In the present study, we explored VitD association with measures of obesity in T2D and we reported that VitD was inversely related to weight, waist and hip circumferences. This is not unanticipated, as obesity has an adverse effect on VitD status due to of 25(OH)D being sequestered within adipose tissue [49, 50]. However, VitD was not related to BMI or WHR (conventional measures of overall obesity and central obesity respectively), which is in contrast with what some other studies have observed [49, 51, 52]. However, when ethnicity was taken into account, 25(OH)D was associated with BMI in white women. In comparison, 25(OH)D was not associated with anthropometric measures in the other two ethnic groups (black and Asian). These findings are in agreement with findings of other studies that has shown that ethnicity might modify the relationship between adiposity (including BMI and WHR) and serum 25(OH)D. In prior studies, either a lack of association has been observed between these variables in single multi-ethnic study groups or, different associations are found between different ethnicites [14, 53, 54]. These observations question whether VitD supplementation will have the same effect on obesity and insulin resistance among individuals from different ethnic groups. This also highlights a future need to investigate anthropometric and glycaemic responsiveness to VitD supplementation in multiple ethnicities, and could suggests ethnically personalized VitD recommendations against obesity and/or insulin resistance.

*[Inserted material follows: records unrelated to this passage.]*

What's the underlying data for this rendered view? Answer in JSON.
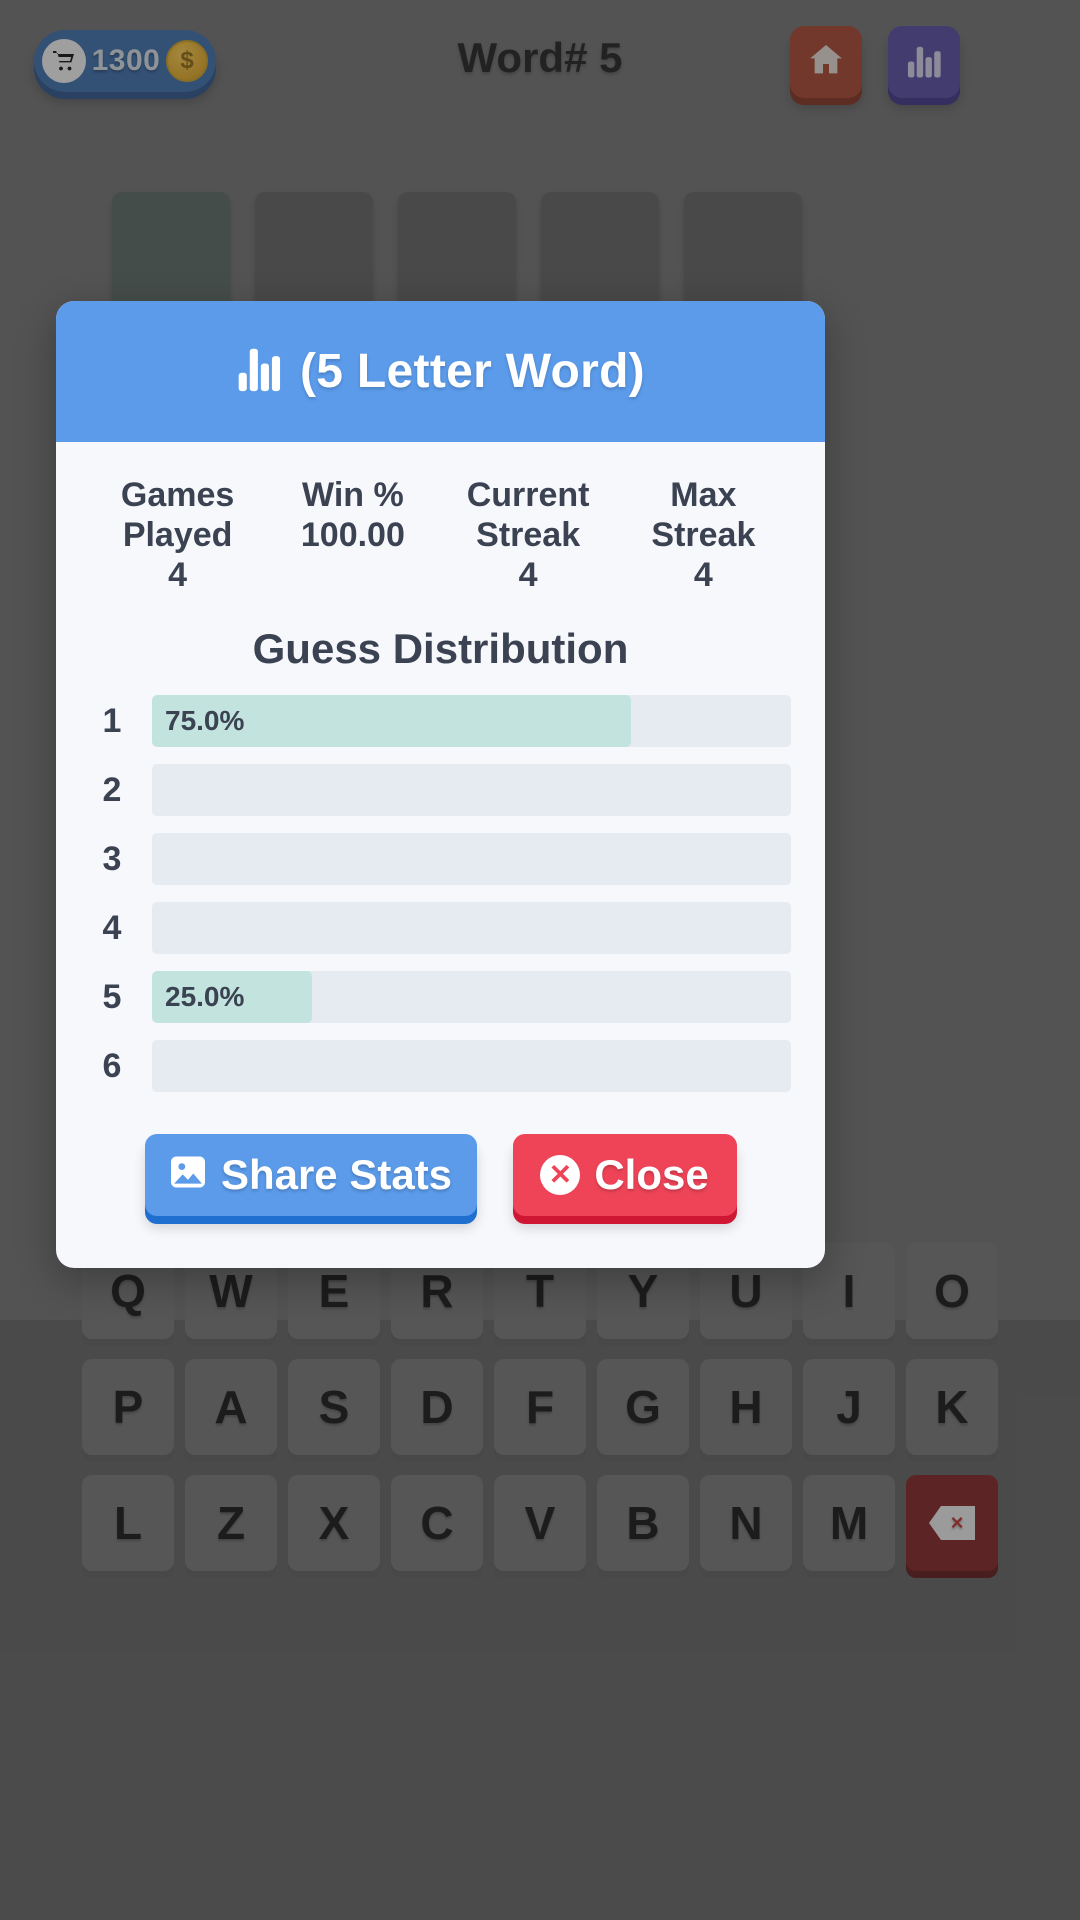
{
  "topbar": {
    "coin_badge": {
      "cart_icon": "shopping-cart-icon",
      "count": "1300",
      "coin_icon": "coin-icon",
      "coin_symbol": "$"
    },
    "title": "Word# 5",
    "home_icon": "home-icon",
    "stats_icon": "bar-chart-icon"
  },
  "board": {
    "tiles": [
      {
        "letter": "",
        "state": "correct"
      },
      {
        "letter": "",
        "state": "empty"
      },
      {
        "letter": "",
        "state": "empty"
      },
      {
        "letter": "",
        "state": "empty"
      },
      {
        "letter": "",
        "state": "empty"
      }
    ]
  },
  "keyboard": {
    "rows": [
      [
        "Q",
        "W",
        "E",
        "R",
        "T",
        "Y",
        "U",
        "I",
        "O"
      ],
      [
        "P",
        "A",
        "S",
        "D",
        "F",
        "G",
        "H",
        "J",
        "K"
      ],
      [
        "L",
        "Z",
        "X",
        "C",
        "V",
        "B",
        "N",
        "M"
      ]
    ],
    "backspace_icon": "backspace-icon",
    "backspace_glyph": "×"
  },
  "modal": {
    "header_icon": "bar-chart-icon",
    "title": "(5 Letter Word)",
    "stats": [
      {
        "label": "Games Played",
        "value": "4"
      },
      {
        "label": "Win %",
        "value": "100.00"
      },
      {
        "label": "Current Streak",
        "value": "4"
      },
      {
        "label": "Max Streak",
        "value": "4"
      }
    ],
    "distribution_title": "Guess Distribution",
    "share_label": "Share Stats",
    "share_icon": "image-icon",
    "close_label": "Close",
    "close_icon": "close-circle-icon"
  },
  "chart_data": {
    "type": "bar",
    "title": "Guess Distribution",
    "orientation": "horizontal",
    "categories": [
      "1",
      "2",
      "3",
      "4",
      "5",
      "6"
    ],
    "values": [
      75.0,
      0,
      0,
      0,
      25.0,
      0
    ],
    "labels": [
      "75.0%",
      "",
      "",
      "",
      "25.0%",
      ""
    ],
    "xlabel": "",
    "ylabel": "",
    "xlim": [
      0,
      100
    ],
    "grid": false,
    "legend": false,
    "fill_color": "#c3e4de",
    "track_color": "#e6eaf1"
  },
  "colors": {
    "accent_blue": "#5b9bea",
    "danger_red": "#ef4458",
    "home_red": "#a0432f",
    "stats_purple": "#554a9c",
    "coin_blue": "#3a6aa5",
    "bar_fill": "#c3e4de",
    "bar_track": "#e6eaf1",
    "modal_bg": "#f7f8fb",
    "text_dark": "#3b4252"
  }
}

Recently, several studies have examined the relationship between 25(OH)D, obesity and diabetes, reporting lower 25(OH)D [55, 56]. Obesity is considered as a primary risk factor for T2D and so it challenging to disentangle whether low 25(OH)D is related directly to T2D, or indirectly through obesity [56,57,58]. In the present study, waist circumference and HOMA2-IR C-peptide remained predictors of vitD status after multiple regressions supporting vitD association with obesity and insulin resistance.

Overall, there is a need for postmenopausal women with T2D in Saudi Arabia to increase their VitD levels (which can be approached by economical approaches including VitD supplementation and increasing sunlight exposure). In addition, further studies are required to explore potential VitD protective mechanisms for T2D and adiposity in various ethnic cohorts, to understand observed disparity of VitD impact between different ethnicities. Derivation of an appropriate cut-off level for 25(OH)D for improving insulin resistance would need to be considered in the future study.

The present study has several limitations that have to be taken into account or consideration when interpreting the results. Sample sizes of subcategorized black and Asian ethnic groups were small and would need to be increased in order to confirm these findings related to ethnicity. Another limitation is that this study is cross-sectional in nature, therefore, causality of temporal VitD associations in T2D cannot be confirmed. Furthermore, variations in diabetic treatment regimens and duration of T2D amongst participating women might contribute to the VitD relationship with glycaemic control parameters. Physical activity and VitD dietary intake were both assessed by self-report. Although, the present study relied on single measurements of vitD and did not consider seasonal variation of vitD level, the abundance of sunshine throughout the years in Saudi Arabia makes the seasonal aspect less relevant than in other cohorts.

Conclusions

VitD deficiency (serum 25(OH)D < 12 ng/ml) is highly prevalent among postmenopausal women with T2D. Our findings confirm the inverse VitD relationship with some measures of obesity and insulin sensitivity in T2D, however this association was only observed in white subjects but not in those from black or Asian origin. Further studies are required to understand the underlying mechanism responsible for this ethnic variation and to explore and compare VitD supplementation responses in black, and white and Asian ethnic groups.